Die erste Begegnung mit der Daimler-Benz AG fand in diesem Spätherbst 1944 auf dem Appellplatz statt, nackt mußten die Frauen im Kreis gehen, »wie Pferde im Zirkus«, erinnert sich Alicja Kubecka, damals 17 Jahre alt. Ein Ingenieur der Daimler-Benz AG suchte gemeinsam mit dem SS-Lagerkommandanten, der eine Reitpeitsche dazu benutzte, die kräftigsten Mädchen heraus. Diese blieben nicht alle am Leben, aber ihre Arbeitskraft war wertvoll, sie wurden in einem »nationalsozialistischen Musterbetrieb« zur Rüstungsproduktion eingesetzt. 1.100 Frauen aus Ravensbrück, darunter auch sowjetische Frauen, slowakische Jüdinnen, französische Widerstandskämpferinnen, Tschechinnen und jugoslawische Partisaninnen kamen im Herbst 1944 ins Flugzeugmotorenwerk Genshagen/Ludwigsfelde, wo neben der deutschen »Gefolgschaft« schon einige tausend »Ostarbeiter« und Kriegsgefangene unter unvorstellbaren Bedingungen wie Sklaven ausgebeutet wurden. Es gab Unfälle, Krankheiten, die Arbeitsunfähigen brachte man ins Hauptlager zurück. Die überlebenden Frauen mußten im April 1945 antreten, einige erschoß man an Ort und Stelle, die anderen wurden ins Konzentrationslager Sachsenhausen getrieben. Die Jüdinnen wollte man noch in Ravensbrück vergasen, aber die Gaskammern arbeiteten nicht mehr und so gingen auch sie auf den Todesmarsch in Richtung Ostsee. Manche fanden ein namenloses Grab am Wegrand, andere liegen in Massengräbern in Neustrelitz, Parchim, Grabow ... Die Überlebenden, krank an Körper und Seele, kehrten nach der Befreiung heim und versuchten, weiterzuleben. Manche gaben diesen Versuch noch nach einem jahrelangen Kampf auf. Die jüdische Bildhauerin Edit Kiss aus Budapest, die mit ihren 40 Jahren eine der ältesten Frauen im KZ-Außenlager Genshagen gewesen war, malte schon im Sommer 1945 einen Zyklus von 30 Gouachen über das Lager (siehe Bild rechts). Sie versuchte, sich die Bilder des Schreckens von der Seele zu malen, aber sie blieben in ihr. 1966 tötete sie sich in einem Pariser Hotelzimmer. Und die Polin Maria Walachowska mit der Häftlingsnummer 8515 sagte noch 1992 einem Filmteam, sie sei keinen einzigen Tag nach ihrer Rückkehr aus Genshagen gesund gewesen. Sie habe nicht einmal genug Geld, um sich die nötigen Medikamente zu kaufen. Sie hasse die Deutschen. Bald darauf starb sie.

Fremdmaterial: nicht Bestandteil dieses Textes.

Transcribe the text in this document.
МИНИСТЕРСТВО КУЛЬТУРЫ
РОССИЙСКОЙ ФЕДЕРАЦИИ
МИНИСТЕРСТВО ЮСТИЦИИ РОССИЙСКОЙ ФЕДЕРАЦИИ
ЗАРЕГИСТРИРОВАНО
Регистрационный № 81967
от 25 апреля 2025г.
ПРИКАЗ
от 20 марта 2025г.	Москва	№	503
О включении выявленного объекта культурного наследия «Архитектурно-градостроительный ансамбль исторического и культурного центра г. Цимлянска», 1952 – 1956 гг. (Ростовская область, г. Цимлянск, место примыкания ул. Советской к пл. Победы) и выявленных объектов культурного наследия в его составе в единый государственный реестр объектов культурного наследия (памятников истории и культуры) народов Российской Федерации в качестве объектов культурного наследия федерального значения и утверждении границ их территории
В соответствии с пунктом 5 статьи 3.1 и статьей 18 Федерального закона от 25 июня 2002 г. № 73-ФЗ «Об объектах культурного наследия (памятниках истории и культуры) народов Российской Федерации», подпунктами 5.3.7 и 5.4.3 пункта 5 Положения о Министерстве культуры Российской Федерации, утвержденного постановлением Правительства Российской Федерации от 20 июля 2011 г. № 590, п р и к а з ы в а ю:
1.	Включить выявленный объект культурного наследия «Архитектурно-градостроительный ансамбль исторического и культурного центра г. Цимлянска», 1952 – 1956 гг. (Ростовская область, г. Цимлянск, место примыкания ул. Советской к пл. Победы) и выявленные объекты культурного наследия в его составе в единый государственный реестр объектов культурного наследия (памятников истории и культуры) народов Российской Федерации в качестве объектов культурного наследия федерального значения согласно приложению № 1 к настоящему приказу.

Nach einem Urteil des Deutschen Bundesverfassungsgerichts vom 13. Mai 1996 können ehemalige Zwangsarbeiter ihre Entschädigung individuell nur noch bis zum 13. Mai 1999 einklagen. Zum Jahreswechsel schickte Herr Dr. Ulsamer den »Genshagenerinnen« eine vorgedruckte Karte voller guter Wünsche. Die Warschauerinnen haben jetzt mit einer Gruppe von 60 Männern Kontakt aufgenommen, den Überlebenden von über tausend Zwangsarbeitern, die in einem Außenlager von Daimler-Benz in Mannheim ganz ähnliches erlitten wie die Mädchen damals in Genshagen. Der Sprecher der Männer heißt Eugeniusz Szobski. Seit zehn Jahren kämpft er mit dem Konzern um den Lohn. Die Briefe der Herren vom Vorstand zeigte er Frau Rucin´ska.

Höfliche Briefe, hinhaltende Formulierungen, Versatzstücke, die ihr bekannt vorkamen. Die Männer wollen nicht warten, bis der Termin vorüber ist. Sie erwägen die Klage über einen amerikanischen Anwalt, der schon gegen die Schweizer Banken erfolgreich war. Frau Rucin´ska berät sich mit ihren Gefährtinnen. Warum haben sie sich nicht früher mit den Männern verständigt?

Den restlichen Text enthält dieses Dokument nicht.